American retirement community developer

Erickson Senior Living is an owner, manager and developer of retirement communities in the United States. It provides independent living, assisted living, memory and skilled nursing care, managing 20 campus-style retirement communities in 11 states. Headquartered in Catonsville, Maryland, it employs over 17,000 people for 24,000 residents as of 2024.

==Company history==

Erickson Senior Living was founded in 1983 by John C. Erickson as Erickson Retirement Communities. The first location was a conversion of a Baltimore seminary in Catonsville, Maryland. By 2009, Erickson operated a billion-dollar portfolio of properties in states from Massachusetts to Texas.

Erickson filed for Chapter 11 bankruptcy in 2009. The majority of that company's assets were purchased by Redwood Capital Investments, LLC for $365 million, and a new Erickson Living company was created as a subsidiary of Redwood Capital Investments, LLC. The company was renamed Erickson Senior Living in 2021.

In 2022, Redwood Capital Investments added an ownership stake in LCS, another senior living provider.
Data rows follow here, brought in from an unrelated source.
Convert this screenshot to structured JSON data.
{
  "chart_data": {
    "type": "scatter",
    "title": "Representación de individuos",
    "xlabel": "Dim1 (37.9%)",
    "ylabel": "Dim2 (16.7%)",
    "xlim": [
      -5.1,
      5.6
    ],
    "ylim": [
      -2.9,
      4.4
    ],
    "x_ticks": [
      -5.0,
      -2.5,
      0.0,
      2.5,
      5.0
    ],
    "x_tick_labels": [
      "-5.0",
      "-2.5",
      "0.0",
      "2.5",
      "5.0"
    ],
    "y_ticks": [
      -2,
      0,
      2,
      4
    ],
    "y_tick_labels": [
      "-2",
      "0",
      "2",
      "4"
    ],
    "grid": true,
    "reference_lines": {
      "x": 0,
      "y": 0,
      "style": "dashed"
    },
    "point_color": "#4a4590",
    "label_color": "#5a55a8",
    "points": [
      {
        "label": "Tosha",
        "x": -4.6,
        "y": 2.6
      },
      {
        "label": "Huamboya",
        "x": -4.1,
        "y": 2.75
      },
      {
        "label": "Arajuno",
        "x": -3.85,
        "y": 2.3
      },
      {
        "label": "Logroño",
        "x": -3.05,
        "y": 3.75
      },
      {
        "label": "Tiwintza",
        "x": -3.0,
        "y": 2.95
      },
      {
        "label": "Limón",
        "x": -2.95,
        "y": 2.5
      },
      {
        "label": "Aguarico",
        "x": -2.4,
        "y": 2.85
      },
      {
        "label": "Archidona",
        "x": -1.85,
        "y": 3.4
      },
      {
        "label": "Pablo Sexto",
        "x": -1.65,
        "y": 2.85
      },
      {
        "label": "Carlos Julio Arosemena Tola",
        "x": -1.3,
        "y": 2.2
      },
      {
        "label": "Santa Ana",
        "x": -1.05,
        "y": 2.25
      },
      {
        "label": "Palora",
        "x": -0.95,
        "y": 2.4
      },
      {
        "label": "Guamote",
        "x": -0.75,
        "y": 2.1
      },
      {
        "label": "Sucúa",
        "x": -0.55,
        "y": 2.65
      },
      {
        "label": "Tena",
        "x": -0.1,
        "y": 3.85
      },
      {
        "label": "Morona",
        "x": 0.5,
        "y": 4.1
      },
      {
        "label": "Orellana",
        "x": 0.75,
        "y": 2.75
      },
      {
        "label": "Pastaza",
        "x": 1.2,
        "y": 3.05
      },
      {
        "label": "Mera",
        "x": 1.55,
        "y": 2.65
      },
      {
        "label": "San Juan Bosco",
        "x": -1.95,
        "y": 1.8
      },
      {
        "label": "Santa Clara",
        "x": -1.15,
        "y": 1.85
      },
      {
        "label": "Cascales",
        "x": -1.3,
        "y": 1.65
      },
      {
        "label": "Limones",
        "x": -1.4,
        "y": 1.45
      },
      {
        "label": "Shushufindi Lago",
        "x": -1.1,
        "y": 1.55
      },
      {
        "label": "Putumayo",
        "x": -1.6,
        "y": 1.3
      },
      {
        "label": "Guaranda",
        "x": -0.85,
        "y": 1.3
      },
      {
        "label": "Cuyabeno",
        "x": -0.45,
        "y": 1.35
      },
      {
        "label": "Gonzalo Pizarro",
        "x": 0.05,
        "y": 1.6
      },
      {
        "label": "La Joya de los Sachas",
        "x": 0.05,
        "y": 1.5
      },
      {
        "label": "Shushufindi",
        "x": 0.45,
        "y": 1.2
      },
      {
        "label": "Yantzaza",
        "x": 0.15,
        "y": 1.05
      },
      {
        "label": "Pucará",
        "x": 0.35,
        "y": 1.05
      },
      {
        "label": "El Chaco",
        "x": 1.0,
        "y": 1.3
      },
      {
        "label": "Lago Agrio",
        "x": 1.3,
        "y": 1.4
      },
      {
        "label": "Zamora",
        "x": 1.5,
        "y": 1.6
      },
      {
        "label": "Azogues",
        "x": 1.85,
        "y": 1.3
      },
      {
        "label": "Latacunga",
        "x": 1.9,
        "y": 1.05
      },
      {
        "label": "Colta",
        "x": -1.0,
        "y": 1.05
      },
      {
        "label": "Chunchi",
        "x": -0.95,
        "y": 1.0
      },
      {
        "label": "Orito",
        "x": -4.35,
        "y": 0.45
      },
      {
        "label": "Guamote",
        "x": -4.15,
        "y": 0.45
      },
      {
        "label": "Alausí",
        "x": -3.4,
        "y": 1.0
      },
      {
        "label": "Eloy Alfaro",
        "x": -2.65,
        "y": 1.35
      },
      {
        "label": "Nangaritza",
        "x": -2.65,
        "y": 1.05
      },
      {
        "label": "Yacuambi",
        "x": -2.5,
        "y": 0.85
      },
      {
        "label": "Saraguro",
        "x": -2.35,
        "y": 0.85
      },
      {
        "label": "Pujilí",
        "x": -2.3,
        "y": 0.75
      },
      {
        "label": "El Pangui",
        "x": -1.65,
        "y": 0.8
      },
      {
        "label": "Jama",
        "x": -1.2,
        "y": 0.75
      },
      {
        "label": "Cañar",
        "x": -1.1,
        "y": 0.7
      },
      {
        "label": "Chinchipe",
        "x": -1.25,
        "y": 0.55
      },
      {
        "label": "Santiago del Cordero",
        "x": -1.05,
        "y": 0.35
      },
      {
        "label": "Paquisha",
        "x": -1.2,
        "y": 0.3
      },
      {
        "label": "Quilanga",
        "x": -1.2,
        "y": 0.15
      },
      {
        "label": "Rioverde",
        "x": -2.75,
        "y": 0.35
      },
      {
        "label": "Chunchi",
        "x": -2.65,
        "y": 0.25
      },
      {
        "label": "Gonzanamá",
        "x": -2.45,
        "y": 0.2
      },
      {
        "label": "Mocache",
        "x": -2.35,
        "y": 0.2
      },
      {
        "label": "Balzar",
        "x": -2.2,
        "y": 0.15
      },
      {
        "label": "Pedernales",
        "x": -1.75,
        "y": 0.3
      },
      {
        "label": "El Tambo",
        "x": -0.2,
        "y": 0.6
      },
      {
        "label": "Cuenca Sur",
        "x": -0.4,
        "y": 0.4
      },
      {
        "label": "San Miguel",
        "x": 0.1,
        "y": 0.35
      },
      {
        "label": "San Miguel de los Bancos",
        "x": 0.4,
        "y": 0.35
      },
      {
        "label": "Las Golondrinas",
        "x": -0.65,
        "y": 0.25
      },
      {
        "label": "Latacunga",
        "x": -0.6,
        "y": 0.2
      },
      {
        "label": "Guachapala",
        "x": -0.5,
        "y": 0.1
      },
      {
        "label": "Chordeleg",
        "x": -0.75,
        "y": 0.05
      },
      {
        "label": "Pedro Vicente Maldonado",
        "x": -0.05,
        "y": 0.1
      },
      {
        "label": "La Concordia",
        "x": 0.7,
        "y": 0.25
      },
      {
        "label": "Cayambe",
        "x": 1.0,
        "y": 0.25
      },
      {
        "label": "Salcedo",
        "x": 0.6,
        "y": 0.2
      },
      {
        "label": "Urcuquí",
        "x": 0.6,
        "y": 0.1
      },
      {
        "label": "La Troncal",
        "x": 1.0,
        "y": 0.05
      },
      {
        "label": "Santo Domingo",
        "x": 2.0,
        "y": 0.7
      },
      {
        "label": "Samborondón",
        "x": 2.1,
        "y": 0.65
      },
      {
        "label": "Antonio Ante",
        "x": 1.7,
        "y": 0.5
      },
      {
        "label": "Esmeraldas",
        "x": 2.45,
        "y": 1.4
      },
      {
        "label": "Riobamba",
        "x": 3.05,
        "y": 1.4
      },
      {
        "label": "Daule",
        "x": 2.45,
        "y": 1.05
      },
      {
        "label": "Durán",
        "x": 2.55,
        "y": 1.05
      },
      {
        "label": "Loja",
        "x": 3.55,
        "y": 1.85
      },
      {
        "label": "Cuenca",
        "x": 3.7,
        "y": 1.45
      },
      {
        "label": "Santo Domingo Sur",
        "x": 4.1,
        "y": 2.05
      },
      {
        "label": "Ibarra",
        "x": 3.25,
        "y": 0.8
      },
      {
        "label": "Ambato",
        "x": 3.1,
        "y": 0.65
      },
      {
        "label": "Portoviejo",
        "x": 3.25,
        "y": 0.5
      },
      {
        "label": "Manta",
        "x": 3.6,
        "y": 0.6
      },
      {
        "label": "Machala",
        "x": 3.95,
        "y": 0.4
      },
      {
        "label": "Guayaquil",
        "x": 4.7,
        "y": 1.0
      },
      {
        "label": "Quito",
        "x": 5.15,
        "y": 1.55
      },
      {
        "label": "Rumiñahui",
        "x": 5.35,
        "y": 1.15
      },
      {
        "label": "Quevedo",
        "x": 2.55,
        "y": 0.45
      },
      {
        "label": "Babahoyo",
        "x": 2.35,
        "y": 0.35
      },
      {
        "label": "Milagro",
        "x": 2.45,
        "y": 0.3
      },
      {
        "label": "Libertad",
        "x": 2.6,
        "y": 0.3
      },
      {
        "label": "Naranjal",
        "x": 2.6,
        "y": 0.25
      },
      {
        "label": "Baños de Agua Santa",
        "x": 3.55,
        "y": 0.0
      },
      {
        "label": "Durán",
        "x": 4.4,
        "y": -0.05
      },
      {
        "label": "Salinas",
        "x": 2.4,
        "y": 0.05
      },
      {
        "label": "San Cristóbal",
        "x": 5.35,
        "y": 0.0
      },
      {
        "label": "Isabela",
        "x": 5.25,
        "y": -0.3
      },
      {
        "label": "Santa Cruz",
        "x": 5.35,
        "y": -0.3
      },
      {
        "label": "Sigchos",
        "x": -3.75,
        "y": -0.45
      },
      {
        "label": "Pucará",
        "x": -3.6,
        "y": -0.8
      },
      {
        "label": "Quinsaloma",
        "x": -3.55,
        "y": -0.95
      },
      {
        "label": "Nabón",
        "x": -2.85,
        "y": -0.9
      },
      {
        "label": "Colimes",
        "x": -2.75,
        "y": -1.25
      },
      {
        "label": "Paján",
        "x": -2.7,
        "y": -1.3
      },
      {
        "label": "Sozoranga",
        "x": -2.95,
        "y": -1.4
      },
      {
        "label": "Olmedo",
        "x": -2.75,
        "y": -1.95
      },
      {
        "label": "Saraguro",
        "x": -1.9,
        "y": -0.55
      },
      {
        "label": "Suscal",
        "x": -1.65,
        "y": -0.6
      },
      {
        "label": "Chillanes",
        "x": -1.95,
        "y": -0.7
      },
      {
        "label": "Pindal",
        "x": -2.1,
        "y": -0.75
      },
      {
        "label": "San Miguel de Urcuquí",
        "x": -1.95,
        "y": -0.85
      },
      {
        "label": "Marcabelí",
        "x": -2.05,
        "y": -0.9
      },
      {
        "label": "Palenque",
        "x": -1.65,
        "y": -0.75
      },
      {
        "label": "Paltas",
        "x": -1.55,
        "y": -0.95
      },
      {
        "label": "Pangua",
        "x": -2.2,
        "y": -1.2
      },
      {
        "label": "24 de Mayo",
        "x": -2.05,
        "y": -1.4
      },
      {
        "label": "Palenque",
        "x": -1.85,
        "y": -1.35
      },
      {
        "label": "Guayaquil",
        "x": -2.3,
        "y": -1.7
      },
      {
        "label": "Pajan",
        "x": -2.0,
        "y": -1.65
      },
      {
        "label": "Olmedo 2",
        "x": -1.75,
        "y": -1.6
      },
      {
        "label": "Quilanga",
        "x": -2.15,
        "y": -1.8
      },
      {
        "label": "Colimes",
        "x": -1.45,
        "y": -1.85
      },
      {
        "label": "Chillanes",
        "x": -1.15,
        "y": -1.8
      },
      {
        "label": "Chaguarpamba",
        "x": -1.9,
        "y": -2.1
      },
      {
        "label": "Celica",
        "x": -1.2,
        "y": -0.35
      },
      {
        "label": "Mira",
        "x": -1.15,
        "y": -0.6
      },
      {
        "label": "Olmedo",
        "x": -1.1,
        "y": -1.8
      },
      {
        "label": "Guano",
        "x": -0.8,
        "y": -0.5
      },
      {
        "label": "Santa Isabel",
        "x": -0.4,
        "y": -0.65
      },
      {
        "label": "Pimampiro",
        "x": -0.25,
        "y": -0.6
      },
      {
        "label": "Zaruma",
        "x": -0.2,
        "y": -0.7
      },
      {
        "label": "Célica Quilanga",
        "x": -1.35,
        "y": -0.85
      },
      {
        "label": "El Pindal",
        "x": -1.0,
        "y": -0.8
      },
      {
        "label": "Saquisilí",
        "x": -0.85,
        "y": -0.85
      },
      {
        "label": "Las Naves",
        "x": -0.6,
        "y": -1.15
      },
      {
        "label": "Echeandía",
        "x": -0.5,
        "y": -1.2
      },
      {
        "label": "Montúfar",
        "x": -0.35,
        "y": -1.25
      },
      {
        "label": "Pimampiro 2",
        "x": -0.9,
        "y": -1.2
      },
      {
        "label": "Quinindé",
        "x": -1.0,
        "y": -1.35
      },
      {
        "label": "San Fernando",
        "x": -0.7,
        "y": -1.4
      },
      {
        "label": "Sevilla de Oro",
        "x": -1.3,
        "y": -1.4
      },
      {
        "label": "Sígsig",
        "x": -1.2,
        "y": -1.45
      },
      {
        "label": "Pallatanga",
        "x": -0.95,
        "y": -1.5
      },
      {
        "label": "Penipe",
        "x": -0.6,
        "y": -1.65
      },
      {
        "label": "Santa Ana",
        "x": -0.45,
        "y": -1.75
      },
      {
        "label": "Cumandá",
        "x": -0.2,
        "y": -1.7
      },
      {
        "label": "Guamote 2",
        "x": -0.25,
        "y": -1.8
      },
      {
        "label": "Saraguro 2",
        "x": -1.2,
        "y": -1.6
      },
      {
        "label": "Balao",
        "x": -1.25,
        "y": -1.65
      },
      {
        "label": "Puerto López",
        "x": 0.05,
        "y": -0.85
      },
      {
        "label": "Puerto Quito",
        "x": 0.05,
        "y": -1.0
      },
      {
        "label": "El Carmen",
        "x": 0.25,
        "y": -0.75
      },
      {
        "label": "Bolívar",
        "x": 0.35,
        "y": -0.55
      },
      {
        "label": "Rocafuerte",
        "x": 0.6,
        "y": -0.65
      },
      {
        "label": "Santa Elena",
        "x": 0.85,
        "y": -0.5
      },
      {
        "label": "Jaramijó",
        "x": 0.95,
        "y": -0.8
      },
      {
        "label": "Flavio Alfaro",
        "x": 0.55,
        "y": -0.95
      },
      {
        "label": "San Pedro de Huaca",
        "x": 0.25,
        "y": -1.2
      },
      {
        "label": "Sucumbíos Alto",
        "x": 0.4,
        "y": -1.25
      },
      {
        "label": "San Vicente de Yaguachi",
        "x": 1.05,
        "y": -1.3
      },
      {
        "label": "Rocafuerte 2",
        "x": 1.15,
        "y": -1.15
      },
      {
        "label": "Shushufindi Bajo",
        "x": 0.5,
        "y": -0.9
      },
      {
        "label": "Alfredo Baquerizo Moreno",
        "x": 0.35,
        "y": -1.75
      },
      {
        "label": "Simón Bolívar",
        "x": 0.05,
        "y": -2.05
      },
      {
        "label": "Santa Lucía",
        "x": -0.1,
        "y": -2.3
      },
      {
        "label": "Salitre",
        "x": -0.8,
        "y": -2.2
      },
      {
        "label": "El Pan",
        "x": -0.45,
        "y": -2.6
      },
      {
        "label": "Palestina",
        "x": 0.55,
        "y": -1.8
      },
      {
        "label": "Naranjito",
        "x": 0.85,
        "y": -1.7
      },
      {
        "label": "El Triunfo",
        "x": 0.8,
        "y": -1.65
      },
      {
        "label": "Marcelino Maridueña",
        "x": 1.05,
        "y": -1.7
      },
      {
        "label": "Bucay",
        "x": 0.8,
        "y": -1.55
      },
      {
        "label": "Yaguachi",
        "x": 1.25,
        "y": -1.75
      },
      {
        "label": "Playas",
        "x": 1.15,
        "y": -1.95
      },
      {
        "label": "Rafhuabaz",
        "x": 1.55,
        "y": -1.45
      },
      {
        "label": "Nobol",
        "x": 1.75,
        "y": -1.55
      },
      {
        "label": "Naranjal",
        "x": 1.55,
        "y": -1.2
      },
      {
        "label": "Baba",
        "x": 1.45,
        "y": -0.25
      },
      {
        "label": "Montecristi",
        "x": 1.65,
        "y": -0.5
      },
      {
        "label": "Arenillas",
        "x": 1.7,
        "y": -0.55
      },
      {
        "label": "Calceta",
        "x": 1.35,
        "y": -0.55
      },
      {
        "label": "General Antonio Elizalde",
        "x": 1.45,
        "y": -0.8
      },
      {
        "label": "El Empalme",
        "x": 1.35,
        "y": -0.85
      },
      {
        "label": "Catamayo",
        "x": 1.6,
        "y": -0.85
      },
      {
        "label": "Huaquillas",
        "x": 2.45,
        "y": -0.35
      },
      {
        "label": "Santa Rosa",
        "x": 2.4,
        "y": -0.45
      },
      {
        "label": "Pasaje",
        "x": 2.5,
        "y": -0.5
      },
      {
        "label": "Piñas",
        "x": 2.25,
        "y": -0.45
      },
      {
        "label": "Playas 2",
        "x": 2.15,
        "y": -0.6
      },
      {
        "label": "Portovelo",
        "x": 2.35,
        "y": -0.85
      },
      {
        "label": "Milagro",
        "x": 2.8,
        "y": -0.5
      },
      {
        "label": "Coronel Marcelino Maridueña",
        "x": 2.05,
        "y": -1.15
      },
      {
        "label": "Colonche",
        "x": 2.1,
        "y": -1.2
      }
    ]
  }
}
==Properties and services==

Erickson Senior Living owns, manages, and operates campus-style retirement communities that provide independent living, assisted living, memory care and skilled nursing care. Residents pay an upfront deposit to secure an apartment home and a single monthly fee to cover most living expenses. Residents pay only for services they want or need, and if a resident moves out or dies, a percentage of the deposit is returned to them or their heirs when a new tenant for the apartment is found. As of 2018, Erickson had 20 managed communities in eleven states.

==Awards and recognition==
In 2015, Erickson Senior Living was ranked as one of the top 10 senior living providers in the Assisted Living Federation of America's (ALFA) annual ranking of senior living providers by resident capacity. In that same listing, Erickson Senior Living ranked in the top five of independent living providers. In 2022, the American Seniors Housing Association (ASHA) ranked Erickson Senior Living as 14th largest senior housing owner and 5th largest senior housing operator in the ASHA 50, a listing of the largest owners and operators of senior housing communities in the United States.